Each information channel K1-K3 has a changeover switch SRI, SR2 resp. Low-pass filter TP1 connected after SR3, TP2, resp. TP3, whose function is to suppress the harmonics of the rectangular signal frequencies f1 and f2. This provides sinusoidal signals which are amplified in the amplifiers VR1, VR2 and VR3 connected after the low-pass filters and further passed through the transformers U1-U3 connected after the amplifiers. This can take place directly via wires or wire loops connected to the transformers or also indirectly via a special modulation method (not shown).

According to the modification of the embodiment shown, instead of the low-pass filters TP1-TP3, it is possible in the information channels K1-K3 to reserve only a low-pass filter for each of the two frequency dividers FTR1 and FTR2, so that the changeover switches SR1-SR3 receive sinusoidal signals instead of digital signals. This measure is particularly advantageous when there is a large number of information channels, since the cost of the filter connections in that case becomes very small.
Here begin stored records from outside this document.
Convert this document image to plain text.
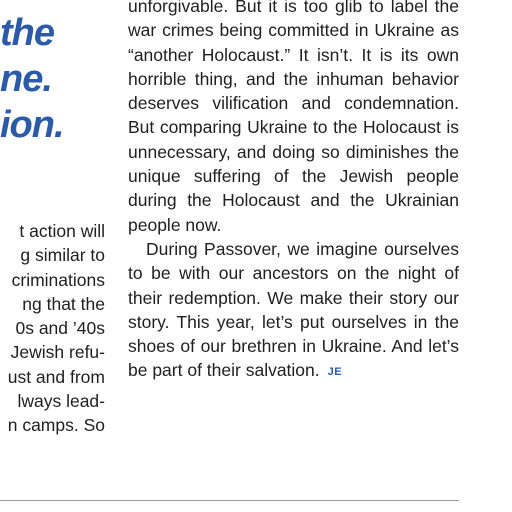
the
ne.
ion.
t action will
g similar to
criminations
ng that the
0s and ’40s
Jewish refu-
ust and from
lways lead-
n camps. So

unforgivable. But it is too glib to label the war crimes being committed in Ukraine as “another Holocaust.” It isn’t. It is its own horrible thing, and the inhuman behavior deserves vilification and condemnation. But comparing Ukraine to the Holocaust is unnecessary, and doing so diminishes the unique suffering of the Jewish people during the Holocaust and the Ukrainian people now.

During Passover, we imagine ourselves to be with our ancestors on the night of their redemption. We make their story our story. This year, let’s put ourselves in the shoes of our brethren in Ukraine. And let’s be part of their salvation. JE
Another modification with respect to the switching device is that the frequency divider FTS for the synchronization frequency fs is connected directly to the rectangular generator GR. In this case, however, a different frequency division coefficient than in the embodiment must be reserved for the frequency divider FTS, because the frequency division with the frequency divider FTU no longer needs to be taken into account. In any case, the following is true: fs = fQ / ml * m2.

The frequency dividers FTR1 and FTR2 do not give any symmetrical signals. If the low-pass filters TP1-TP3 are to be controlled by symmetrical signals, i.e. signal frequencies with a keying ratio of 1: 1, a flip-flop must be connected after each frequency divider FTR1 and FTR2, which is also synchronized by trigger switching TR. In this case, the fundamental frequency fQ of the rectangular generator GR must be doubled. This increased frequency must be taken into account when dividing to the keying frequency fu and the synchronization frequency fs.

Claims 1. A switching device for generating two frequencies in binary signal transmission with frequency keying in telecommunication facilities and remote control facilities, in particular in railway safety equipment, in which two devices are exchanged. GR) for the fundamental frequency (fQ), two frequency dividers (PTR1, PTR2) are connected for both signal frequencies (f1, f2) and a third frequency divider (FTU) for the key frequency (fu) and a fourth frequency divider (FTS) for the synchronization frequency (fs), via a trigger circuit (TR) are connected to both frequency dividers (FTR1, FTR2) for signal frequencies (fl, f2), whereby the separate frequencies satisfy the following equations:

fl = fQ

m2 f2 = fQ where ml Φ m2> 1 ml fu> fs

fs = fQ

ml-m2 Switching device according to Claim 1, characterized in that the frequency divider (FTS) for the synchronization frequency (fs) is connected to the output of the frequency divider (FTU) of the key frequency (fu).

Switching device according to one of Claims 1 or 2, characterized in that switching devices for integrated technology are used for the frequency dividers (FTR1, FTR2, FTU, FTS).

Switching device according to Claim 1, characterized in that an alternating switch is connected to each frequency divider (FTR1, FTR2) of the signal frequencies (F1, F2) via a low-pass filter (TP1, TP2, TP3) for each information channel (K1, K2, K3). which, for the individual binary characters of the information telegram to be generated, switches through the character frequencies (f1, f2) determined by the values of the binary characters.